Dating from 1896, this is one of the earliest cartridges that was designed to be used in a self-loading pistol. Paul Mauser wanted to make a more practical pistol than the 1893 Borchardt and he used the same dimension cartridge that Hugo Borchardt had used but Mauser loaded it to higher pressure (and velocity). The 7.63 Mauser was the highest-velocity handgun cartridge in the world until the introduction of the .357 Magnum in 1935. It is almost dimensionally identical to the Russian 7.62 Tokarev. But... don't use Tokarev ammo in an old Broomhandle Mauser as it is often loaded to higher pressures than the C-96 Mauser (aka: Broomhandle) can safely handle.

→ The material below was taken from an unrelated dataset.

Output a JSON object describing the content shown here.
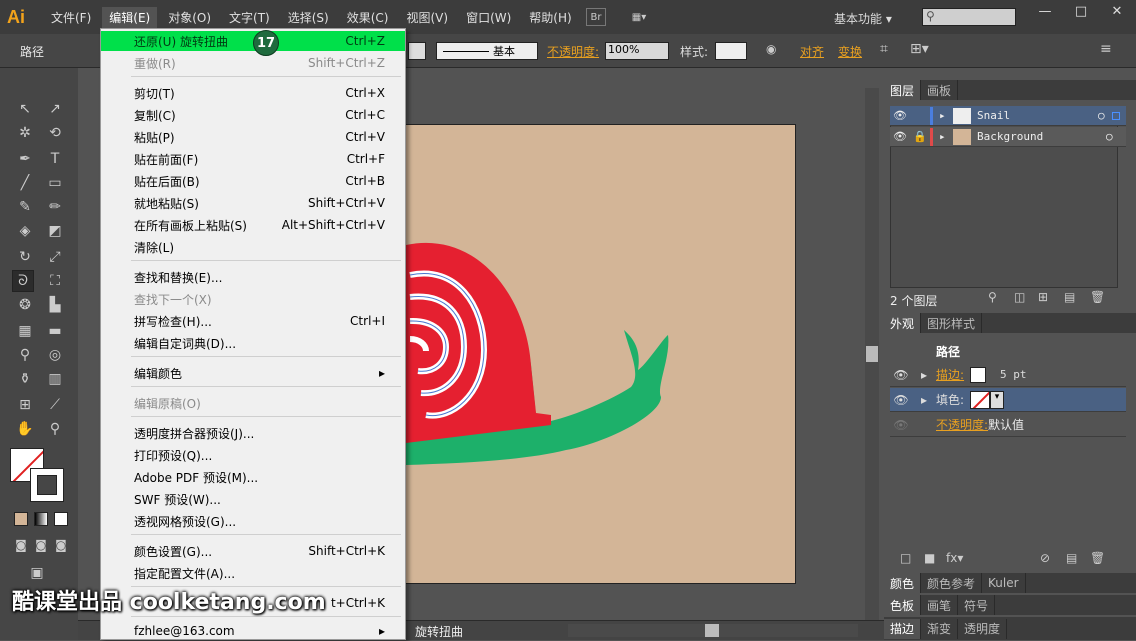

This "oldie but goodie" is one of my personal favourites. Both the Mauser C-96 pistol and the 7.63 Mauser cartridge are just fun to shoot. Besides there's nothing quite like shooting a 100 year-old piece of history that can still do the job. I do reload almost all my cartridges and this one is no exception. New ammo is often hard to find and almost always expensive. The Fiocci company makes it in Boxer-primed brass cases that are reloadable. Their prices aren't bad either -- at least at most places.

This case has the same size base as the 9mm Parabellum and is 25mm in length. It is "necked down" to .308" at the case mouth. The bottleneck design does facilitate reliable feeding -- even of jacketed hollow point bullets -- in the old Broomhandle. I actually usually load the 90 grain Hornady SXT bullet and it works just fine. The original-spec ammo uses an 86 grain bullet. I have also successfully used the 100 grain Speer Plinkerô bullet. Most loading manuals have data for this round.

I do not know of any pistols being made in this calibre today. These days it is pretty much a round just to shoot for the fun of it, but I have no fear that it would do the job in a self-defense situation. 1620 fps and 525 ft.-lbs. is nothing to sneeze at -- especially when using something like the 90 grain SXT bullet.